Kendall: ‘Unthinkable’ That Congress Could Fail to Pass Budget, Ukraine Aid

AURORA, Colo.—Secretary of the Air Force Frank Kendall said Feb. 14 that Congress’s inability to enact critical government funding and national security legislation is “unthinkable” because it will delay military modernization at a pivotal time. 

“These are historic times with a lot at stake on the table, both for our military and our continuous strategic competition as well as for the conflicts that are currently happening,” Kendall said. “It’s impossible to overstate the importance of doing these things.”

In the absence of a fiscal 2024 budget, the Pentagon has been operating under continuing resolutions, which largely keep spending frozen at the previous year’s levels and preclude new starts, though there have been carveouts for investments in America’s chronically delayed submarine construction. 

CRs are designed as a short-term mechanism to prevent government shutdowns but have become commonplace amid Washington’s increased political infighting over the past decade or so.

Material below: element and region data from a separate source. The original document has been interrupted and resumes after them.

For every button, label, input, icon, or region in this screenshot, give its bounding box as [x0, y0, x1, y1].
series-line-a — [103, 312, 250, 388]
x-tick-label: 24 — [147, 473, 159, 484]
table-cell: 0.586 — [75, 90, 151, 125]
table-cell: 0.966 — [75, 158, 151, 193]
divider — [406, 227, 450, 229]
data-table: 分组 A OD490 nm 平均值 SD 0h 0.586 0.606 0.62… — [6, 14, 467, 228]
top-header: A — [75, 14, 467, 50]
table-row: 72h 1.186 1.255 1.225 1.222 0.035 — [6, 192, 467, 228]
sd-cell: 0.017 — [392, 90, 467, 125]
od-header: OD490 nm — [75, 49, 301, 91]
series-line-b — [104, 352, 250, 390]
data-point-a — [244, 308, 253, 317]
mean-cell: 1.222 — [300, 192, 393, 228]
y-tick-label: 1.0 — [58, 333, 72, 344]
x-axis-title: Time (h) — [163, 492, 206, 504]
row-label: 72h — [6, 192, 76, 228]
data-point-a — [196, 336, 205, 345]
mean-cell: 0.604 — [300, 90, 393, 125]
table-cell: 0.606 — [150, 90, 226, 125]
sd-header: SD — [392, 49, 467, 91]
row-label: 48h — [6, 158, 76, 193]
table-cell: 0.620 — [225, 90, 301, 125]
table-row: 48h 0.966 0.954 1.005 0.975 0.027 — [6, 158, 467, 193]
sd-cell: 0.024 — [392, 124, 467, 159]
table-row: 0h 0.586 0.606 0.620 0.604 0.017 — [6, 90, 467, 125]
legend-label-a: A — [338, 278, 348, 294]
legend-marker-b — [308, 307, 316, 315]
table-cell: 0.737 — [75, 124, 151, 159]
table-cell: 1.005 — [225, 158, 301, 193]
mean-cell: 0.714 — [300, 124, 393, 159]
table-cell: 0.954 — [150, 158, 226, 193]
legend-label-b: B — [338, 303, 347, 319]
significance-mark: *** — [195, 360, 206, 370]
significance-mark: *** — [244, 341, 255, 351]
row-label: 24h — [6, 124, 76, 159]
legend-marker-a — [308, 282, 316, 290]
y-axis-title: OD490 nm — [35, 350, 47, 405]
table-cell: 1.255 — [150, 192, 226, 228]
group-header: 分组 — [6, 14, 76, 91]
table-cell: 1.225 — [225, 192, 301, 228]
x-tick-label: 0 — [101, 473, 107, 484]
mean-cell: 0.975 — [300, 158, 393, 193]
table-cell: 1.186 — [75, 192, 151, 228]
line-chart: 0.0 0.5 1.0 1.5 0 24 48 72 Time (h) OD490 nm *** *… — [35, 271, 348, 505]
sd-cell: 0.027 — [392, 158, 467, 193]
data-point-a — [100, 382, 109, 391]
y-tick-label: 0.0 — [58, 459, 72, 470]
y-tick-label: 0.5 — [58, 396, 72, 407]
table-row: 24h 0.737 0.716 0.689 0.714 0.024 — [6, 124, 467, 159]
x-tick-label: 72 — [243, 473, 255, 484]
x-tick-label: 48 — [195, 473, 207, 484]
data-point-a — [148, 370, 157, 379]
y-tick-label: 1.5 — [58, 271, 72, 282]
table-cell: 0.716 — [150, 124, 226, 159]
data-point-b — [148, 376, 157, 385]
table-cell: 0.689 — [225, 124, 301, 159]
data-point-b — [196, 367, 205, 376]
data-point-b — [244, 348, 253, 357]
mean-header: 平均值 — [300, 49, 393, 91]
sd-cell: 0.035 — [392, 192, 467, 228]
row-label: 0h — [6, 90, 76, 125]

The stopgap measure the government is operating under is “truly devastating” Kendall said in the closing session of the AFA Warfare Symposium.

According to a Department of the Air Force briefing document, a yearlong CR would represent an estimated eight percent cut in its budget absent inflation, reducing the Department of the Air Force’s buying power by nearly $13 billion. The DOD has already been operating under continuing resolutions since the start of fiscal 2024 on Oct. 1, four and a half months ago.

Meanwhile, a national security supplemental bill is also stalled on Capitol Hill. It contains $95 billion to fund military aid to Ukraine and Israel as well as funds to pay for U.S. military operations in the Middle East after an uptick in attacks by Iranian-backed groups since Hamas’s Oct. 7 attack on Israel.  The bill passed the Senate, but House Speaker Mike Johnson (R-La.) is balking at bringing the measure to the floor as lawmakers wrangle over budget priorities. 

“The idea that we could fail in preventing Russian aggression from succeeding, I think is really almost unthinkable to me,” Kendall said. “That we could not be as prepared as we possibly can be to meet our pacing challenge is equally unthinkable. We’ve got to get these resources. Most of my life, we were united politically about our threats and what we needed to do about them.”

Secretary of Defense Lloyd J. Austin III also underscored his concern in a Feb. 13 statement on the two bills.

“Top Ukrainian defense officials have already warned us that their units no longer have the stores of ammunition that they need to hold off Putin’s invading forces,” Austin said in a statement. “I also call upon Congress to pass a full-year appropriation. Failure to fund the Defense Department in line with the annual defense bill would have serious consequences for America’s security, economy, global standing, and democracy.”

But perhaps the starkest warning came from the outgoing head of Air Combat Command, Gen. Mark Kelly.

Kelly said during a panel session on global threats Feb. 13 that China is serious about building up its military to pursue its foreign policy objectives, while Russia is too—without delay.

“If you look at Russia, they’re pretty serious about their war fight,” Kelly said. “If you look at Ukraine, they’re pretty serious about their war fight for existential purposes. If you look at what Iran is doing, they’re pretty serious about their war fight. And zero of those nations operate under a continuing resolution.”